“Só podemos falar em Estado Democrático de Direitos se houver estabilidade no fluxo de recursos financeiros”, diz PGJ Lean Araújo
Durante o encontro, as autoridades compartilharam a atuação dos grupos, de modo que as práticas bem-sucedidas possam também ser executadas por outras unidades ministeriais
O procurador-geral de Justiça, Lean Araújo, e o coordenador do Grupo de Atuação Especial de Combate à Sonegação Fiscal (Gaesf) do Ministério Público de Alagoas (MPAL), Cyro Blatter, participaram, nesta sexta-feira (30), da oficina de trabalho para troca de experiências entre os Gaesfs dos MPs dos Estados do Maranhão, Alagoas e Paraíba.

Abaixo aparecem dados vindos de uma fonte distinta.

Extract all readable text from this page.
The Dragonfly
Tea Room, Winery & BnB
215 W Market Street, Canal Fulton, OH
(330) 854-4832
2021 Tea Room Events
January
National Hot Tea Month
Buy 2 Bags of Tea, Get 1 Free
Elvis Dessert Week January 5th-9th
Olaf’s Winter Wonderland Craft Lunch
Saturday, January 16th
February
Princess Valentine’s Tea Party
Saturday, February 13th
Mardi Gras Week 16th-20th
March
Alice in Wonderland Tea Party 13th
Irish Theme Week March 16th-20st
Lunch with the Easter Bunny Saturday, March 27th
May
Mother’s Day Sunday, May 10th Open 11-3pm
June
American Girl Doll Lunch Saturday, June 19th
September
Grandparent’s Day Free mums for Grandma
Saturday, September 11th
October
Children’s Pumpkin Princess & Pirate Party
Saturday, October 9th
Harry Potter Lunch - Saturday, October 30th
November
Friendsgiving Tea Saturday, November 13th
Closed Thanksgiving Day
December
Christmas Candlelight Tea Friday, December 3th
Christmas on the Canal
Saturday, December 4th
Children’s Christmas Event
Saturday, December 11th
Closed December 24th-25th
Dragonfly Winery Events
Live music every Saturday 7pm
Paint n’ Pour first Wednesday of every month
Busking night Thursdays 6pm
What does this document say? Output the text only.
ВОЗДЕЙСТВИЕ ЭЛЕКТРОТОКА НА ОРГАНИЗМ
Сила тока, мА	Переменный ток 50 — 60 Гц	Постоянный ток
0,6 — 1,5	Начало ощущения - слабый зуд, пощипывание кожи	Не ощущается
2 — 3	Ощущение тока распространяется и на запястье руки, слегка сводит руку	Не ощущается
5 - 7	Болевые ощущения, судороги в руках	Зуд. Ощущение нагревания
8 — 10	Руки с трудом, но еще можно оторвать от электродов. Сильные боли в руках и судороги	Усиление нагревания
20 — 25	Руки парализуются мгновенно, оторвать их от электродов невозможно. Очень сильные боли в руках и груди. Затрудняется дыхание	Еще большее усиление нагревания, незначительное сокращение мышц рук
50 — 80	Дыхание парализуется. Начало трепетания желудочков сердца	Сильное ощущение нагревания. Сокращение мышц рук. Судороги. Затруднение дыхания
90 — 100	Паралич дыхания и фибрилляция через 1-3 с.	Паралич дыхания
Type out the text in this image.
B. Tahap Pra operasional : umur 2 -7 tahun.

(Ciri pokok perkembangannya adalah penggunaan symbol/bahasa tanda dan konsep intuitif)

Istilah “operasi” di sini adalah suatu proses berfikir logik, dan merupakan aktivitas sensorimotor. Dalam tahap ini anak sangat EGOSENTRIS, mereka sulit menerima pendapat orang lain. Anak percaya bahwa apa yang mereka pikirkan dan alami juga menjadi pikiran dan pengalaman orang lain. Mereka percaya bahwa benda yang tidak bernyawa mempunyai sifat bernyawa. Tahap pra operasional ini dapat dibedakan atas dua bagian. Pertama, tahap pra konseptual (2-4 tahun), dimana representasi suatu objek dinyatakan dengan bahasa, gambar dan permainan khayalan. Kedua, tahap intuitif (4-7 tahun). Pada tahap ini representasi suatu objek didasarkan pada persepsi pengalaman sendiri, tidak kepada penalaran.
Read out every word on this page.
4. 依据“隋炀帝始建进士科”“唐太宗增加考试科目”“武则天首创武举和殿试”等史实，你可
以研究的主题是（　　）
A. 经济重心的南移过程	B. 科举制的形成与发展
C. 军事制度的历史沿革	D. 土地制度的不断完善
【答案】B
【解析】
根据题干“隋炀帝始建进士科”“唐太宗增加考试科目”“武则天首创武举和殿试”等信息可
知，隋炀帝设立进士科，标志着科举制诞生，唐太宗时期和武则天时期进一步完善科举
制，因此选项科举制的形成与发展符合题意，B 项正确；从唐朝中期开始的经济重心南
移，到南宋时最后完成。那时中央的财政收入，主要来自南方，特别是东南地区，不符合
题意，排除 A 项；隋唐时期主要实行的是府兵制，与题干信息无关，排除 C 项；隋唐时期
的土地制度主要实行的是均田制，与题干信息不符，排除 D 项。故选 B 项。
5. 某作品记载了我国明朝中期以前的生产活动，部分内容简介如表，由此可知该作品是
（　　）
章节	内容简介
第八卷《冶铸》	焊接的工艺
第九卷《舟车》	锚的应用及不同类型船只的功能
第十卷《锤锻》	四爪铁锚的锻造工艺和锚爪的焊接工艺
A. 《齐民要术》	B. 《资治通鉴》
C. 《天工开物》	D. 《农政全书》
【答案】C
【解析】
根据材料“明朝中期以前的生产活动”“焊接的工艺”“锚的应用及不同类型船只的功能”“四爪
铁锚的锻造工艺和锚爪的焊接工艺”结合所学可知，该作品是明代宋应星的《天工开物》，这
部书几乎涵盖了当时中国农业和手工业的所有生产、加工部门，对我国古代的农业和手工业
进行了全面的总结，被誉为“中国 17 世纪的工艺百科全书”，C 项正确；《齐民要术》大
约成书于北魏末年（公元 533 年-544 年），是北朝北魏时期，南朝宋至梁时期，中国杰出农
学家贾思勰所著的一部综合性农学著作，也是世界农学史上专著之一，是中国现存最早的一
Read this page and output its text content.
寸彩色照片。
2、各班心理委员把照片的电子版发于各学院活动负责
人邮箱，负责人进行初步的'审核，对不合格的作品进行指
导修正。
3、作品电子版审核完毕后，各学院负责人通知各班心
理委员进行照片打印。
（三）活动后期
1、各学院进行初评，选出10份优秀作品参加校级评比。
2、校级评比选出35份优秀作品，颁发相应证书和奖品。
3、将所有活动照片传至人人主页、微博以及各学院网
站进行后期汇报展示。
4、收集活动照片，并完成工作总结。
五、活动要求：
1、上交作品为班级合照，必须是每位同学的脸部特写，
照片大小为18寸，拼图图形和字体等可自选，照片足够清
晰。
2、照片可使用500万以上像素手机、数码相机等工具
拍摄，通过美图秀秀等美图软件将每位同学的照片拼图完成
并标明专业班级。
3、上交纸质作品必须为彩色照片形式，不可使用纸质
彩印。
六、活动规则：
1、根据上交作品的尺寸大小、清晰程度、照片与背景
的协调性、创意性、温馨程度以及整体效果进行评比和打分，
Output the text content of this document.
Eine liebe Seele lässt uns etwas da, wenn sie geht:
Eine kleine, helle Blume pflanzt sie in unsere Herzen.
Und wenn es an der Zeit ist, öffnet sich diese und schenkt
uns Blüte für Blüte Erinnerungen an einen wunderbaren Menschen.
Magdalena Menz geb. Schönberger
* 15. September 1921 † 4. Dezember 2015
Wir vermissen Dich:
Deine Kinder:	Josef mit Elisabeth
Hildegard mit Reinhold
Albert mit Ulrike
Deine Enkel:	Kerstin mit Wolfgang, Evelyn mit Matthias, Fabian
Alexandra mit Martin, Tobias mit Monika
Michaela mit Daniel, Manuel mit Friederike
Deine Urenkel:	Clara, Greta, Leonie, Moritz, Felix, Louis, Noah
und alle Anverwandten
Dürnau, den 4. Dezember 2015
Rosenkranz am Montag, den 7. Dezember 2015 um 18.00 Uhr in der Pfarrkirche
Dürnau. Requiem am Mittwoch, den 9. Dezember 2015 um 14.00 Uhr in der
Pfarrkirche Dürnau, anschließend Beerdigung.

Durante o encontro, as autoridades compartilharam a atuação dos grupos, de modo que as práticas bem-sucedidas possam também ser executadas por outras unidades ministeriais com o objetivo de proporcionar mais eficiência na resolução de conflitos tributários, na redução da litigiosidade por meio da atuação preventiva, na recuperação de ativos, na interlocução interinstitucional e no acompanhamento estatístico da resolutividade das ações.
A oficina, que acontece desde o último dia 28 na sede do MP maranhense, envolve membros e servidores dos Ministérios Públicos de Alagoas, Maranhão e Paraíba, e representantes de instituições parceiras, a exemplo das Secretarias de Estado da Fazenda, Procuradorias-Gerais do Estado, Polícias Federal, Civil e Militar e da Agência Brasileira de Inteligência (Abin).
Durante sua palestra, ao abordar a temática “A importância dos Gaesfs no contexto de estruturação do Estado Democrático de Direito”, Lean Araújo ressaltou que a troca de experiências e de atuação com resultados exitosos proporciona otimização no trabalho: O objetivo maior do Gaeasf é fazer o enfrentamento às fraudes e sonegações fiscais. Sabemos que esses recursos que deixam de entrar nos cofres públicos em razão dos desvios farão falta para a implantação de políticas públicas necessárias para assegurar direitos fundamentais do cidadão, a exemplo de saúde, educação, segurança pública, moradia, dentre tantos outros. Então, o fortalecimento desses grupos, que também se dá por meio dessa troca de experiências e de diálogos institucionais, aprimora o desenvolvimento das atividades e, por consequência, contribui para que os impostos cheguem ao tesouro estadual da maneira devida”, explicou o procurador-geral de Justiça.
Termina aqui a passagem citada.